While the EU vowed to provide funds for any fines European companies might incur, Emadi says, "Currently EU's compensation fund is around 14 billion Euros. That is enough for paying the penalty for three or four cases, and then the fund will run out," Emadi further elaborated.

However, developments such as Daimler halting its operations in Iran, show that although European governments might be willing to salvage the JCPOA regardless of the US pull-out, businesses would priorities their interests and prefer bigger interests in the US market over smaller gains in Iran.

Previously French car maker Renault stopped its operation in Iran to save the interests of its Japanese partner Nissan in the United States, although Renault is not operating in US market.
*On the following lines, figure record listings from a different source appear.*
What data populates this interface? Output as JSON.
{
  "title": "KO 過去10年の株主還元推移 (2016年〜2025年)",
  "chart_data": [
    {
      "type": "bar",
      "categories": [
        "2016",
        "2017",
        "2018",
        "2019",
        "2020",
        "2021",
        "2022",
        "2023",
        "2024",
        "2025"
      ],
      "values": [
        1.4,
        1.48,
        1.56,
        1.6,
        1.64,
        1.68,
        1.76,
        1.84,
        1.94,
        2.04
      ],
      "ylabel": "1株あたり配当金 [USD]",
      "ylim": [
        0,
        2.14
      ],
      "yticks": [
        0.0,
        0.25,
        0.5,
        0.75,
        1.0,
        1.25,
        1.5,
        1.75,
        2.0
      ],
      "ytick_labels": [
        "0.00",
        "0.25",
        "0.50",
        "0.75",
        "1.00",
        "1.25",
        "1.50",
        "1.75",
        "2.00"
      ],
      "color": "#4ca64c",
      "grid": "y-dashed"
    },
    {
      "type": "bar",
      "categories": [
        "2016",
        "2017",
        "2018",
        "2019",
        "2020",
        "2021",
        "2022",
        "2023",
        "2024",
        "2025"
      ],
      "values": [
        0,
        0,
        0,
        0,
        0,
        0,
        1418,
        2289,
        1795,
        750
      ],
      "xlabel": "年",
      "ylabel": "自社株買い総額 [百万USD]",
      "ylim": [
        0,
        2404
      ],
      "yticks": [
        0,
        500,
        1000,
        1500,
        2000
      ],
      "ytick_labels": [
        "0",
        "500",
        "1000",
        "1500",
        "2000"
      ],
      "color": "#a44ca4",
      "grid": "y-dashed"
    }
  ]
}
Emadi said elsewhere in his interview with Radio Farda, "European businesses know that the US Treasury's actions may not be legally justifiable, but they are worried because they believe it is the world's largest economy that is telling them they would be punished if they continue business with Iran."

Emadi's forecast was that more European companies would be leaving Iran during the week after the re-imposition of US sanctions.

"The understanding in Iran of the world economy is at the level of dealership and goods smuggling. They have little understanding of how the global economy works," Emadi said.

He added that while the economy in the United States has one single executive system, there are 27 different systems in Europe. Although the UK and Germany and to some extent France want to defend Iran against US sanctions, there are other European states such as Spain which are not interested in working with Iran."

On the other hand, many European governments are worried about the fact that Iran's record in the areas of transparency and fighting money laundering has worsened and at the same time, the presence of Iran’s security-military circles in the economy has increased. As a result, when EU foreign policy chief Mugherini or others say they would defend Iran against sanctions, this does not mean that other European officials would also do so, Emadi told Radio Farda.

Subsequently, and in the absence of Iran's official commitment to international conventions about transparency and confronting economic support for terrorism, Iran's reliance on Europe appears to be more optimistic and less realistic.

The United States is using penalties as its tool to enforce renewed sanctions, while Europe is relying on compensation as its tool in defending Iran, but Europe is not likely to have the financial resources to further its policy, Emadi noted.